The following is the summary of “Quantifying relationship between the remission duration and the cardiovascular and kidney outcomes in the patients with primary nephrotic syndrome” published in the November 2022 issue of Renal failure by Lia, et al.

Patients with chronic proteinuria in the nephrotic range are at increased risk for kidney damage and cardiovascular problems. Recent evidence suggests that keeping proteinuria in remission lowers the likelihood of a kidney endpoint. However, it is still not apparent how long someone is in remission affects their cardiovascular prognosis. About 982 people with primary nephrotic syndrome who had gone into clinical remission were included in this study. The length of the first remission was measured in terms of its upkeep time in months. The primary outcomes were death from Arteriosclerotic cardiovascular disease (ASCVD) and kidney failure (end-stage kidney disease [ESKD] or eGFR drop >50%). 

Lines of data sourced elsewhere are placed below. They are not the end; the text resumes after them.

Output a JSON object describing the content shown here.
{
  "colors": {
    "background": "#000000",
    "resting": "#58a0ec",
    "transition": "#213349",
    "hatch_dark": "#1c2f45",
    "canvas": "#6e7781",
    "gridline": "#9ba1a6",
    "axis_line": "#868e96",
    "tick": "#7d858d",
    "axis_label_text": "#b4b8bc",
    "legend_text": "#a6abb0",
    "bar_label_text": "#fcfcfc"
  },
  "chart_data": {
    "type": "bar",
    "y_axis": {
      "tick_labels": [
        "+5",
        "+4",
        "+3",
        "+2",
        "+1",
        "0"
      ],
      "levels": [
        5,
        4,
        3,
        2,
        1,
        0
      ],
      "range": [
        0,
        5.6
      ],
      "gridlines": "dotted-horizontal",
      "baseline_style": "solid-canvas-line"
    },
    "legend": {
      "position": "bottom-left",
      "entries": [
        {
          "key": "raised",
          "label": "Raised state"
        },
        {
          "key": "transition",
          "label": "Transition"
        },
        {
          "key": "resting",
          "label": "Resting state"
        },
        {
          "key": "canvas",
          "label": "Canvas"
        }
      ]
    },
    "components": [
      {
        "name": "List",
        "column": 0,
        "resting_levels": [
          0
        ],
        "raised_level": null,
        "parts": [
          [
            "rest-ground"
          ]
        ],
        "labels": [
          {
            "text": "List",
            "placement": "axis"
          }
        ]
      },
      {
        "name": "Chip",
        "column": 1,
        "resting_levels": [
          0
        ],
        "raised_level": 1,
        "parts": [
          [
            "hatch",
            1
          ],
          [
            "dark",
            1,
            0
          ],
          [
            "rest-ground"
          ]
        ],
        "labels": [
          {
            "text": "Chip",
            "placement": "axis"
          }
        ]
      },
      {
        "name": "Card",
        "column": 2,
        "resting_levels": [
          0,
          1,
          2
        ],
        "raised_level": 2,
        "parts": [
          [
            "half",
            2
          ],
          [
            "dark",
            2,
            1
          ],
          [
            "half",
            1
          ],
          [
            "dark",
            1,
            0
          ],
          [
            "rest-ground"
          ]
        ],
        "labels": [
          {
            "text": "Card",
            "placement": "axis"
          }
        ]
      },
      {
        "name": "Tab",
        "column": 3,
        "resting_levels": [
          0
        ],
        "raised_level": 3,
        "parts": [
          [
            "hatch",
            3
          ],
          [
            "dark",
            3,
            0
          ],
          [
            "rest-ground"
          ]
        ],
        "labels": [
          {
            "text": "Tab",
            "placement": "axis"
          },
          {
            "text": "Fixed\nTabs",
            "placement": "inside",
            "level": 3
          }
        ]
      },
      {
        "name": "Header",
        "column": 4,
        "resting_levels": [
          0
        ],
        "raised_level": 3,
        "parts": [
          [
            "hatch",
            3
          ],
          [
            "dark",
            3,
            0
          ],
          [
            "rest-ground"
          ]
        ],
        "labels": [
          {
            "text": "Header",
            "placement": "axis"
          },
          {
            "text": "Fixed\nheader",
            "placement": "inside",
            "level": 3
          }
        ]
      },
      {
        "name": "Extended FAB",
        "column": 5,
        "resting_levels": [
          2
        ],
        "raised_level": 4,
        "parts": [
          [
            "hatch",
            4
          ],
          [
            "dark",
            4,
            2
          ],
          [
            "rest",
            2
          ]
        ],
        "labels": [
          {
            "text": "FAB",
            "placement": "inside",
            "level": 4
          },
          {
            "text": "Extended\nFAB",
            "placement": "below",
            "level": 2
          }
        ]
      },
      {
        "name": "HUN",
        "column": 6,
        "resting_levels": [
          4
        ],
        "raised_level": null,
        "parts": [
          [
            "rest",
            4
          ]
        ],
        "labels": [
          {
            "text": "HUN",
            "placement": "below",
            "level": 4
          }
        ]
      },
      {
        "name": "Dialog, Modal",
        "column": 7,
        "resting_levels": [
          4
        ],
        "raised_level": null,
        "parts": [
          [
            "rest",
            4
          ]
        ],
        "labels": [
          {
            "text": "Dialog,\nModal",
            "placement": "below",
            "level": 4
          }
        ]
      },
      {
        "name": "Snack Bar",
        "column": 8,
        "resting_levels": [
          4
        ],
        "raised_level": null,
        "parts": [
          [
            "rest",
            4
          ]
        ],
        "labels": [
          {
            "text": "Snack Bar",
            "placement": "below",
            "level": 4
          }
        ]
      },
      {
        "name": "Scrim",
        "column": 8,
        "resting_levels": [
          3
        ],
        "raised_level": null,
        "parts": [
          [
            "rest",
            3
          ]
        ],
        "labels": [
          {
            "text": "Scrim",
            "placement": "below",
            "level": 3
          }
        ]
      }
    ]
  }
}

Limiting periods of time were identified using methods such as survival analysis, Cox regression modeling, and restricted cubic spline analysis. A total of 161 patients (16.4%) were diagnosed with ASCVD (51.3 per 1,000 patient-years), and 52 patients (5.3%) were diagnosed with kidney dysfunction during the 38.3-month follow-up period (15.3 per 1000 patient-years). Each additional year of remission was related to a 15% reduction in risk (HR, 0.854; 95% CI, 0.776 0.940, P=.001) of ASCVD, as determined by multivariate analysis. Remission’s preventive impact against ASCVD was first seen at seven months and lasted for as long as 36 months. 

The time spent in remission was also a safeguard against kidney failure. This effect was visible immediately, peaking at 26 months after the remission had started. In individuals with nephrotic syndrome, better cardiovascular and kidney outcomes were seen with diligent attention to keeping proteinuria in remission.